In my previous post, I mentioned that I'm not seeing the hotter titles that I once did. And yet our galley shelf is totally filled with just-released and soon-to-be-published titles. So what are we seeing?
1. Thrillers, especially from first-time authors, or genre authors with hopes for breakout.
2. Book clubby (I like to call it middlebrow, and I don't mean that in a bad way. I mean, readers often like it, but while it's considered significant enough to possibly get reviews in the highbrow media, they are usually mixed.)
3. Totally depends on the rep. John Eklund at Harvard/Yale/MIT is obviously feeding us more books than other reps, where we're much lower on the radar.
4. Certain publishers seem to distribute much larger selections of books to indie bookstores than others. Overlook has likely flooded bookstores with galleys for their novel A Quiet Belief in Angels. By "flood", I mean three. It's a evocative serial killer thriller (a series of grisly murders in a boy's Georgia hometown, he grows up to be a New York writer, only to be privy to another crime linked to the murders back home), with enough literary overtones (like the author is British) to perhaps get some critical attention and handsells.
What are we not seeing:
1. Established track writers in the thriller genre. We used to see a lot of these. Published less than once a year and fully not at dependable bestseller levels, or changing publishers?
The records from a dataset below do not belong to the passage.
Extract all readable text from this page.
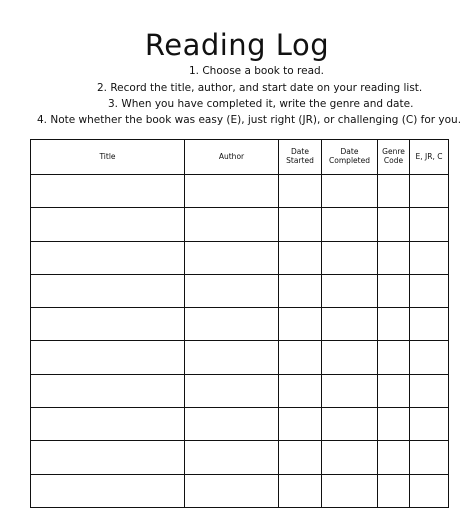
Reading Log
1. Choose a book to read.
2. Record the title, author, and start date on your reading list.
3. When you have completed it, write the genre and date.
4. Note whether the book was easy (E), just right (JR), or challenging (C) for you.
Title	Author	Date Started	Date Completed	Genre Code	E, JR, C
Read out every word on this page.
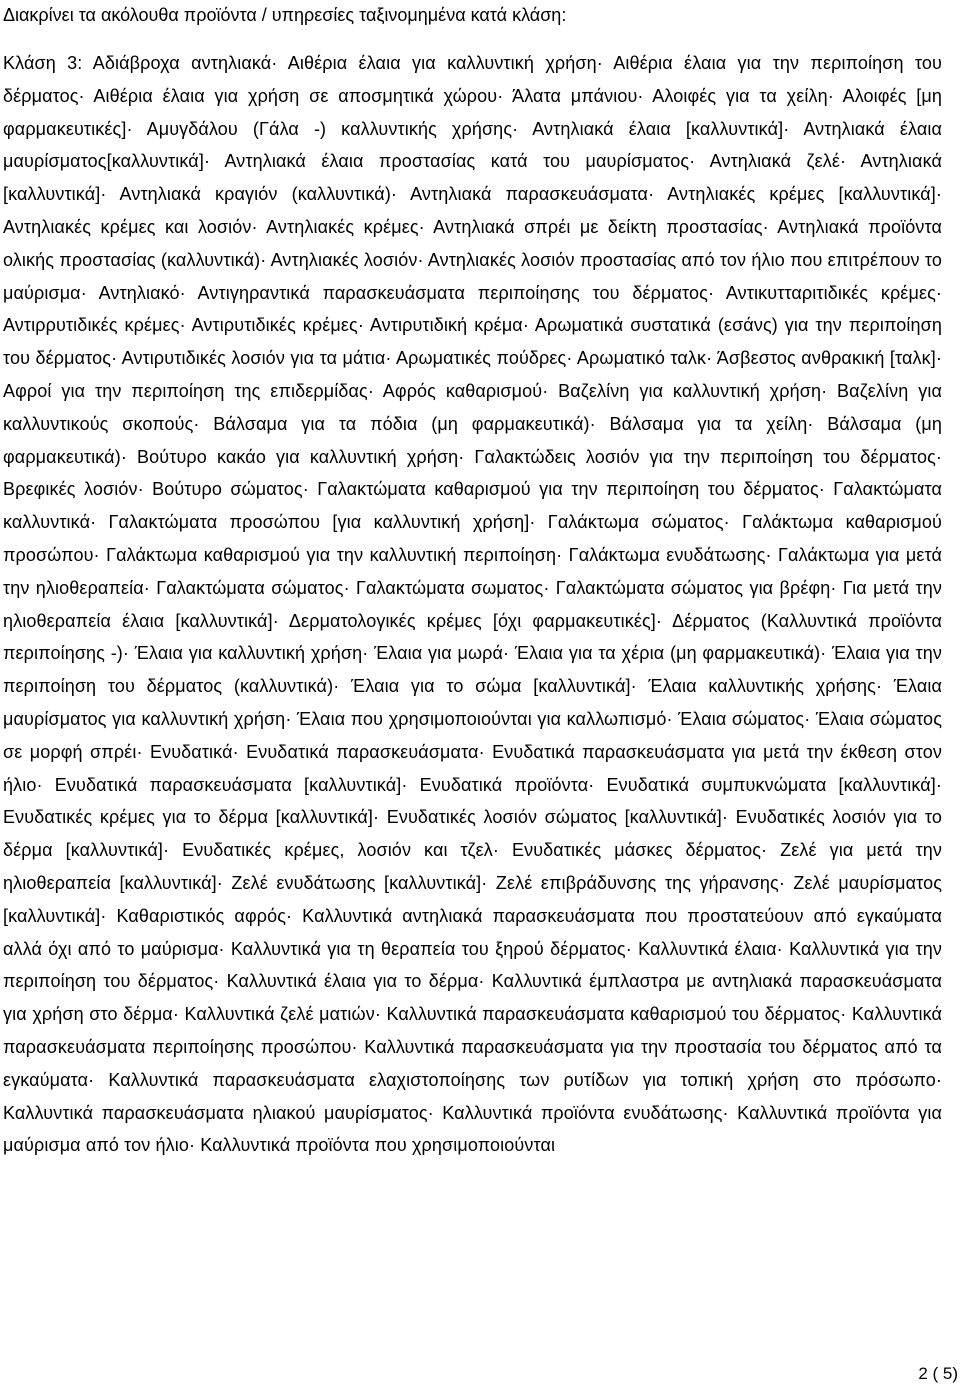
Διακρίνει τα ακόλουθα προϊόντα / υπηρεσίες ταξινομημένα κατά κλάση:
Κλάση 3: Αδιάβροχα αντηλιακά· Αιθέρια έλαια για καλλυντική χρήση· Αιθέρια έλαια για την περιποίηση του δέρματος· Αιθέρια έλαια για χρήση σε αποσμητικά χώρου· Άλατα μπάνιου· Αλοιφές για τα χείλη· Αλοιφές [μη φαρμακευτικές]· Αμυγδάλου (Γάλα -) καλλυντικής χρήσης· Αντηλιακά έλαια [καλλυντικά]· Αντηλιακά έλαια μαυρίσματος[καλλυντικά]· Αντηλιακά έλαια προστασίας κατά του μαυρίσματος· Αντηλιακά ζελέ· Αντηλιακά [καλλυντικά]· Αντηλιακά κραγιόν (καλλυντικά)· Αντηλιακά παρασκευάσματα· Αντηλιακές κρέμες [καλλυντικά]· Αντηλιακές κρέμες και λοσιόν· Αντηλιακές κρέμες· Αντηλιακά σπρέι με δείκτη προστασίας· Αντηλιακά προϊόντα ολικής προστασίας (καλλυντικά)· Αντηλιακές λοσιόν· Αντηλιακές λοσιόν προστασίας από τον ήλιο που επιτρέπουν το μαύρισμα· Αντηλιακό· Αντιγηραντικά παρασκευάσματα περιποίησης του δέρματος· Αντικυτταριτιδικές κρέμες· Αντιρρυτιδικές κρέμες· Αντιρυτιδικές κρέμες· Αντιρυτιδική κρέμα· Αρωματικά συστατικά (εσάνς) για την περιποίηση του δέρματος· Αντιρυτιδικές λοσιόν για τα μάτια· Αρωματικές πούδρες· Αρωματικό ταλκ· Άσβεστος ανθρακική [ταλκ]· Αφροί για την περιποίηση της επιδερμίδας· Αφρός καθαρισμού· Βαζελίνη για καλλυντική χρήση· Βαζελίνη για καλλυντικούς σκοπούς· Βάλσαμα για τα πόδια (μη φαρμακευτικά)· Βάλσαμα για τα χείλη· Βάλσαμα (μη φαρμακευτικά)· Βούτυρο κακάο για καλλυντική χρήση· Γαλακτώδεις λοσιόν για την περιποίηση του δέρματος· Βρεφικές λοσιόν· Βούτυρο σώματος· Γαλακτώματα καθαρισμού για την περιποίηση του δέρματος· Γαλακτώματα καλλυντικά· Γαλακτώματα προσώπου [για καλλυντική χρήση]· Γαλάκτωμα σώματος· Γαλάκτωμα καθαρισμού προσώπου· Γαλάκτωμα καθαρισμού για την καλλυντική περιποίηση· Γαλάκτωμα ενυδάτωσης· Γαλάκτωμα για μετά την ηλιοθεραπεία· Γαλακτώματα σώματος· Γαλακτώματα σωματος· Γαλακτώματα σώματος για βρέφη· Για μετά την ηλιοθεραπεία έλαια [καλλυντικά]· Δερματολογικές κρέμες [όχι φαρμακευτικές]· Δέρματος (Καλλυντικά προϊόντα περιποίησης -)· Έλαια για καλλυντική χρήση· Έλαια για μωρά· Έλαια για τα χέρια (μη φαρμακευτικά)· Έλαια για την περιποίηση του δέρματος (καλλυντικά)· Έλαια για το σώμα [καλλυντικά]· Έλαια καλλυντικής χρήσης· Έλαια μαυρίσματος για καλλυντική χρήση· Έλαια που χρησιμοποιούνται για καλλωπισμό· Έλαια σώματος· Έλαια σώματος σε μορφή σπρέι· Ενυδατικά· Ενυδατικά παρασκευάσματα· Ενυδατικά παρασκευάσματα για μετά την έκθεση στον ήλιο· Ενυδατικά παρασκευάσματα [καλλυντικά]· Ενυδατικά προϊόντα· Ενυδατικά συμπυκνώματα [καλλυντικά]· Ενυδατικές κρέμες για το δέρμα [καλλυντικά]· Ενυδατικές λοσιόν σώματος [καλλυντικά]· Ενυδατικές λοσιόν για το δέρμα [καλλυντικά]· Ενυδατικές κρέμες, λοσιόν και τζελ· Ενυδατικές μάσκες δέρματος· Ζελέ για μετά την ηλιοθεραπεία [καλλυντικά]· Ζελέ ενυδάτωσης [καλλυντικά]· Ζελέ επιβράδυνσης της γήρανσης· Ζελέ μαυρίσματος [καλλυντικά]· Καθαριστικός αφρός· Καλλυντικά αντηλιακά παρασκευάσματα που προστατεύουν από εγκαύματα αλλά όχι από το μαύρισμα· Καλλυντικά για τη θεραπεία του ξηρού δέρματος· Καλλυντικά έλαια· Καλλυντικά για την περιποίηση του δέρματος· Καλλυντικά έλαια για το δέρμα· Καλλυντικά έμπλαστρα με αντηλιακά παρασκευάσματα για χρήση στο δέρμα· Καλλυντικά ζελέ ματιών· Καλλυντικά παρασκευάσματα καθαρισμού του δέρματος· Καλλυντικά παρασκευάσματα περιποίησης προσώπου· Καλλυντικά παρασκευάσματα για την προστασία του δέρματος από τα εγκαύματα· Καλλυντικά παρασκευάσματα ελαχιστοποίησης των ρυτίδων για τοπική χρήση στο πρόσωπο· Καλλυντικά παρασκευάσματα ηλιακού μαυρίσματος· Καλλυντικά προϊόντα ενυδάτωσης· Καλλυντικά προϊόντα για μαύρισμα από τον ήλιο· Καλλυντικά προϊόντα που χρησιμοποιούνται
2 ( 5)
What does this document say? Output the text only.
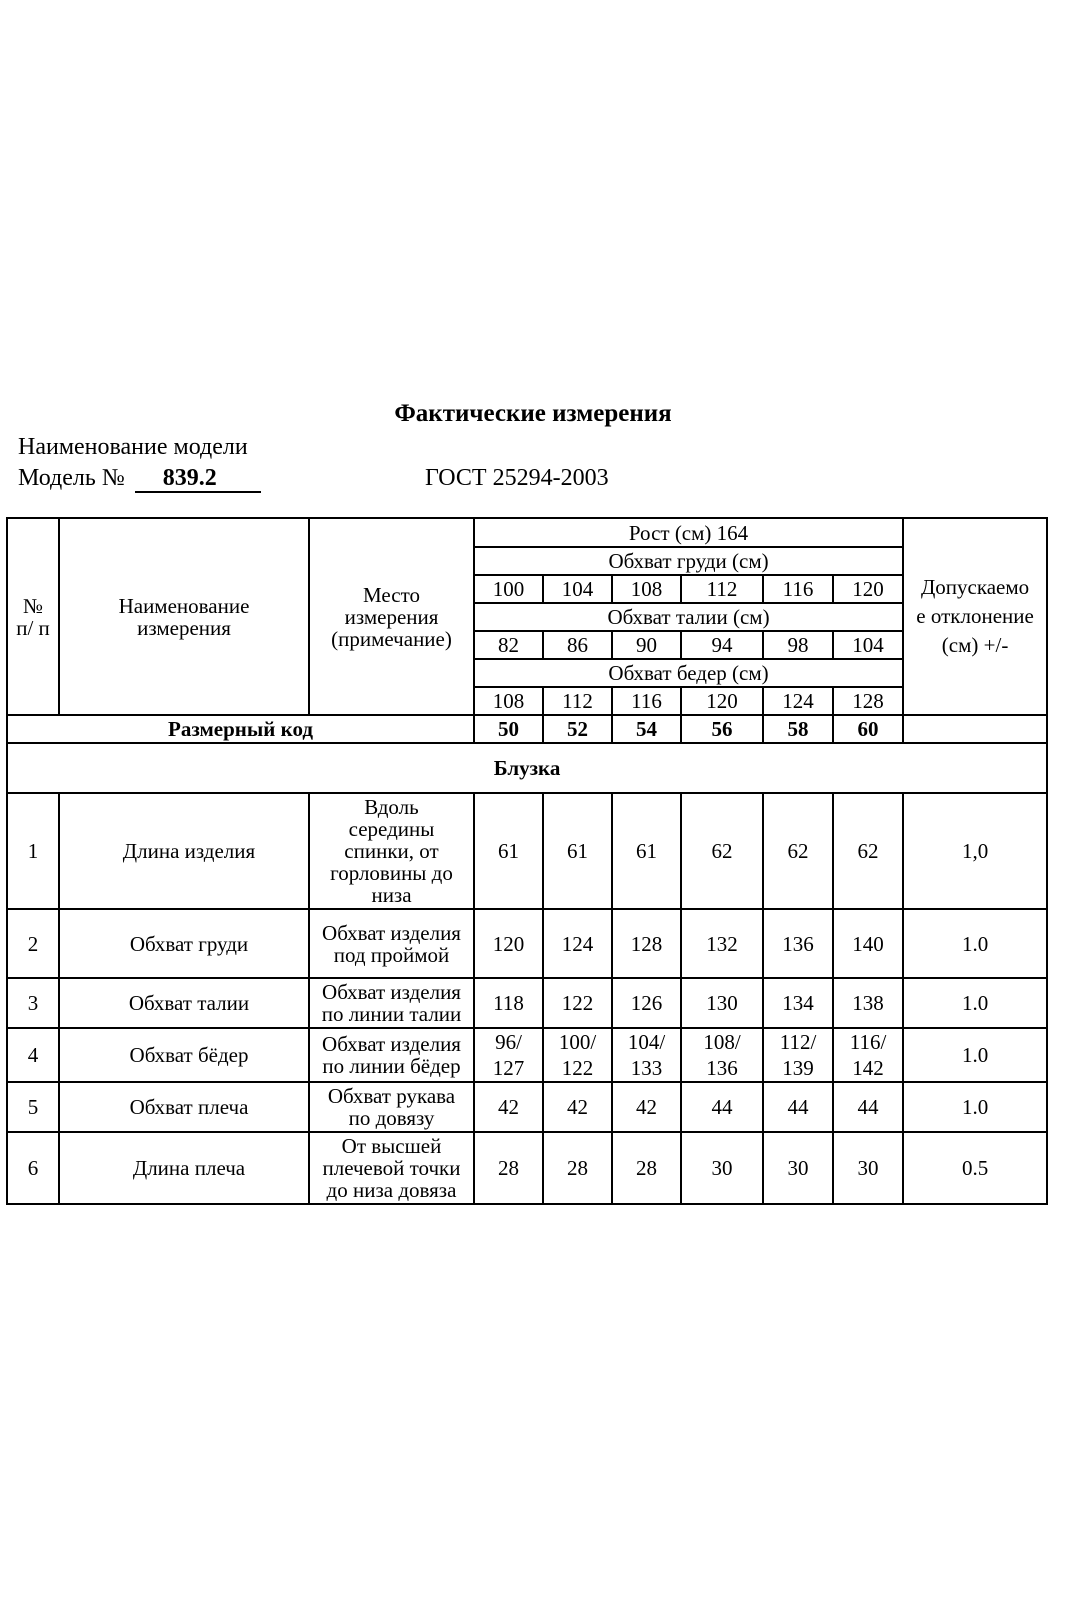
Фактические измерения
Наименование модели
Модель № 839.2	ГОСТ 25294-2003
№ п/ п	Наименование измерения	Место измерения (примечание)	Рост (см) 164						Допускаемо е отклонение (см) +/-
			Обхват груди (см)						
			100	104	108	112	116	120	
			Обхват талии (см)						
			82	86	90	94	98	104	
			Обхват бедер (см)						
			108	112	116	120	124	128	
Размерный код			50	52	54	56	58	60	
Блузка									
1	Длина изделия	Вдоль середины спинки, от горловины до низа	61	61	61	62	62	62	1,0
2	Обхват груди	Обхват изделия под проймой	120	124	128	132	136	140	1.0
3	Обхват талии	Обхват изделия по линии талии	118	122	126	130	134	138	1.0
4	Обхват бёдер	Обхват изделия по линии бёдер	96/ 127	100/ 122	104/ 133	108/ 136	112/ 139	116/ 142	1.0
5	Обхват плеча	Обхват рукава по довязу	42	42	42	44	44	44	1.0
6	Длина плеча	От высшей плечевой точки до низа довяза	28	28	28	30	30	30	0.5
Then we'll see them--Joseph Finder comes to mind.
2. Serious nonfiction. For the nonfiction areas I like to read (perhaps you wouldn't call them serious) such as urban planning and city histories, behavioral psychology and economics, I'm not seeing much. The cooking lit (foodie books) seem more likely to be found, well the memoirish stuff. Cookbooks, on the other hand, almost never.
If I read history, I'd be out of luck. This almost deserves its own post.
3. Small-print fiction from large houses. Exceptions include pet projects, and books that are expected to start out small and grow over time.
And what of the high-profile literary books? We're seeing them, but often one copy. And as I mentioned before, it would not be fair for me to hog them all. That's not what they were meant for. One of my booksellers (actually more than one) mentioned working for a chain bookstore and never seeing advanced reader copies. Oh, they were getting them, but all of them went home with the store manager.
Sometimes it's not such a bad thing. There are wonderful surprises on the galley shelf. But sometimes you just want to read Superfreakonomics or the new collection of Malcolm Gladwell essays (both currently set for 10/20), which is odd, because I have a subscription to The New Yorker.
1 comment:
If it makes you feel any better, we haven't gotten any galleys of Superfreakonomics or What the Dog Saw here either.